Gerd: I agree–Story alone can drag me through once, but it takes some quality to the writing for re-reading.
Dave: I remember that passage, though I hadn’t thought of it when writing this. I haven’t re-read Williams for years now, though I have re-read Barfield. Hmmm. Need to re-find the Williams (things have migrated off one particular shelf.)
Kip: Certainly the entire history of the word–every word–matters to those of us who write. Or those who write mindfully, I should say. When I was writing the first Paks books, I spent hours with every dictionary in the house, including Greek, Latin, and Latvian lexicons. And yet, for some readers, nothing works. I’ve seen discussions of the books in which readers thought the language was barely adequate (along with a host of other faults.) I myself cannot appreciate all other writers, even some of those considered excellent.
Comment by Elizabeth D. — November 15, 2009 @ 6:26 pm
O.K… here I must insert my 2 cents.
“Nominalism” has a history, starting with Ovid, and it has caused such things as representationalism, and other such ideas which claim that every word is, in fact, a lie.
But literature tells the truth about humanity, not lies. Somewhere, especially in a Medieval-feeling story, there must be a truth in the words, or the reader will not have a “suspension of disbelief.”
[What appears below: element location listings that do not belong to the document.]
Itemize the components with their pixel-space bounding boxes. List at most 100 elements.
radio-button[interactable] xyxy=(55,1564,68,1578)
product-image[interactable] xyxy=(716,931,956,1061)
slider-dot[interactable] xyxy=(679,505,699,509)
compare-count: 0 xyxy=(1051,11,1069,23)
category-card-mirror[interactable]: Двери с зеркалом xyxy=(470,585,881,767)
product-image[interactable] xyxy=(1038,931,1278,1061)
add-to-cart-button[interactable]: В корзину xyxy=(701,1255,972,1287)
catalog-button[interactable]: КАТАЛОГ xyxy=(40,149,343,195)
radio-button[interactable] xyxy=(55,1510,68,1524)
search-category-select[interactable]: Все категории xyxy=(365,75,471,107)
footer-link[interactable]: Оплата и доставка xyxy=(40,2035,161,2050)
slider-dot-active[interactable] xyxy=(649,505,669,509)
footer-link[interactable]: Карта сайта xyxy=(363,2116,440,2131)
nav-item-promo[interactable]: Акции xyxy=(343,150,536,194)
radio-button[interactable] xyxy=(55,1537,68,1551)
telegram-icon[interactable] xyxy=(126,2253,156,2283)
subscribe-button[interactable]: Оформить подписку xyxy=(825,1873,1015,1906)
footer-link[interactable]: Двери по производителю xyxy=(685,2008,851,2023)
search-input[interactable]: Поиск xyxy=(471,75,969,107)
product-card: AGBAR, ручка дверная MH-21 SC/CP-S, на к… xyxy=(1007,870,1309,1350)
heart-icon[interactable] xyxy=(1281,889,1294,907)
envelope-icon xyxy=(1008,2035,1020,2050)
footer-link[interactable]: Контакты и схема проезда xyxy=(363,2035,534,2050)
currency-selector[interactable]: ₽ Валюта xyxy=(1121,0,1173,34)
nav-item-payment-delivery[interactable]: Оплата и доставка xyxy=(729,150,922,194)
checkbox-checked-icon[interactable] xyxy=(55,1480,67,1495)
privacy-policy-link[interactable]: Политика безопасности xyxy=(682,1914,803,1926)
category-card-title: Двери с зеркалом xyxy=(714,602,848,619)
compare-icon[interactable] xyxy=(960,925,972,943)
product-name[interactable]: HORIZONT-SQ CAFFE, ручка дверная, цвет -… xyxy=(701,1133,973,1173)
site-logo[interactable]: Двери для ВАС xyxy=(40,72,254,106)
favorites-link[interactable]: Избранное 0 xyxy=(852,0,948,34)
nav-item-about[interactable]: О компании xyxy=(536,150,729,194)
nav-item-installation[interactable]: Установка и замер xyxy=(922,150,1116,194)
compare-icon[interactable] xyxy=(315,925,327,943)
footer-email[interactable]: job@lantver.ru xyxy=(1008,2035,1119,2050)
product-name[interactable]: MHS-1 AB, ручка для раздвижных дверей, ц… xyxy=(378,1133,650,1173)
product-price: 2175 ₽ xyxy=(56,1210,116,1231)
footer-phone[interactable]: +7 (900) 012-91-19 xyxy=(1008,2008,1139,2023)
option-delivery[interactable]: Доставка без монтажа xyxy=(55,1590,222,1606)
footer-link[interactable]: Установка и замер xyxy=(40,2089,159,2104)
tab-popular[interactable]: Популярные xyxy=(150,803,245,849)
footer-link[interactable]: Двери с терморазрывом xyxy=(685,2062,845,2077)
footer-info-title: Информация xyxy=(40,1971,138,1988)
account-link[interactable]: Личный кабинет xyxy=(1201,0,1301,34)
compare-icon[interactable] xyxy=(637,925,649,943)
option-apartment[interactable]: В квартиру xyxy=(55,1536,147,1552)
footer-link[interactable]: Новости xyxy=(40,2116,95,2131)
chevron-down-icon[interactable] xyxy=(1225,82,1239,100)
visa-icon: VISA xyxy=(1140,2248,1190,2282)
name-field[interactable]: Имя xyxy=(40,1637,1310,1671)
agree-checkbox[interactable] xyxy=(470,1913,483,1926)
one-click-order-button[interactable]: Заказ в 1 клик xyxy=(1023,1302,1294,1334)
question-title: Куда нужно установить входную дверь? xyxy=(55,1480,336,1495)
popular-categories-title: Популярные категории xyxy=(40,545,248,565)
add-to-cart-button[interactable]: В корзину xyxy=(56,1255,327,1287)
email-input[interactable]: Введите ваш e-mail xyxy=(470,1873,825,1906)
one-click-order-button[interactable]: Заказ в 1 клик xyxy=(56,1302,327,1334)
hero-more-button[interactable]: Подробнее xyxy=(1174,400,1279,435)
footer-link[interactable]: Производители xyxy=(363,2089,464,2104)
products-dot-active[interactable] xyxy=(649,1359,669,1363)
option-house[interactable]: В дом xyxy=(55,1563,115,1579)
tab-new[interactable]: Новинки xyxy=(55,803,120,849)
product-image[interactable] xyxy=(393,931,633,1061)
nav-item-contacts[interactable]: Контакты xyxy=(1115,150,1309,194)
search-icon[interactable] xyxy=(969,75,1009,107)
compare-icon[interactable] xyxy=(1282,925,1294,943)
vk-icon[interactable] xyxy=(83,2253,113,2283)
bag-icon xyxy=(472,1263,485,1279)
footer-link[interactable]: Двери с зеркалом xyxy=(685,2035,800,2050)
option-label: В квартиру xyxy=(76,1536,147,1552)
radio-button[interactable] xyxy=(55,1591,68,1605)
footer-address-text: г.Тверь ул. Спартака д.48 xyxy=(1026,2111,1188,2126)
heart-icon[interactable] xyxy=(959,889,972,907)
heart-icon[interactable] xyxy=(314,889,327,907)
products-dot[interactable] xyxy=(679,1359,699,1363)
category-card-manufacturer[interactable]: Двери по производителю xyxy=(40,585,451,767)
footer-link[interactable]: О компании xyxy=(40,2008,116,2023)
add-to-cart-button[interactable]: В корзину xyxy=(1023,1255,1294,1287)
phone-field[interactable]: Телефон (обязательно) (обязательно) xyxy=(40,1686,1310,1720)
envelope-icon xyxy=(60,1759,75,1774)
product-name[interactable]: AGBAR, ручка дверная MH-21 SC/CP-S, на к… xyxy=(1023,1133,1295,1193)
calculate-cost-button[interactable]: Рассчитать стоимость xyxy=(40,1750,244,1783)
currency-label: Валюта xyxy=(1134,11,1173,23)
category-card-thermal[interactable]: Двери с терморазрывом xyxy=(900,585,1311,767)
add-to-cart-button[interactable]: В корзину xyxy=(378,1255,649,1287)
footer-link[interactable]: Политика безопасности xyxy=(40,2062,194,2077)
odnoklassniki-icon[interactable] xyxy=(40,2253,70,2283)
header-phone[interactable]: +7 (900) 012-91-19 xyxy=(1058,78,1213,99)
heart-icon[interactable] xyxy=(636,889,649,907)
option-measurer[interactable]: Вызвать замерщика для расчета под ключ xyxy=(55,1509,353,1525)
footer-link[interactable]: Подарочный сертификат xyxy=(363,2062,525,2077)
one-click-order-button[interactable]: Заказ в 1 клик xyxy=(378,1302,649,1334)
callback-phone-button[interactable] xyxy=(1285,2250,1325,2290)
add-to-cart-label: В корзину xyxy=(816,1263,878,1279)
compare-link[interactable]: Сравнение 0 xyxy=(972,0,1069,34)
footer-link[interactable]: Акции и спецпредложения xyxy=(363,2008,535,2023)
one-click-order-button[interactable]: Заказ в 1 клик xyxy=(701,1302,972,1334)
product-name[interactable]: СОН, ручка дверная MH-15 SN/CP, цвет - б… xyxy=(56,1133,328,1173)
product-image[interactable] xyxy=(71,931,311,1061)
At one time, everything had a meter, rhyme scheme, and also an order of unfolding a story. These rules of “rhetoric” are not often taught. First, the poet must salute the hero’s family, or the gods. The rhythm chosen also must match the occasion and style of the speaker. (I personally have a lot of trouble matching style.)
So, who is talking? A gnome. Without being funny or stilted (which they often are), the gnome would present himself in the most formal possible way. Does he chant, intone, sing, or something else? Intone might do for a religious invocation, or maybe that is the word that is more neutral. Sing might do for poetry. Chant might work, or he might monotonously repeat the words. Certainly he doesn’t just “say” them.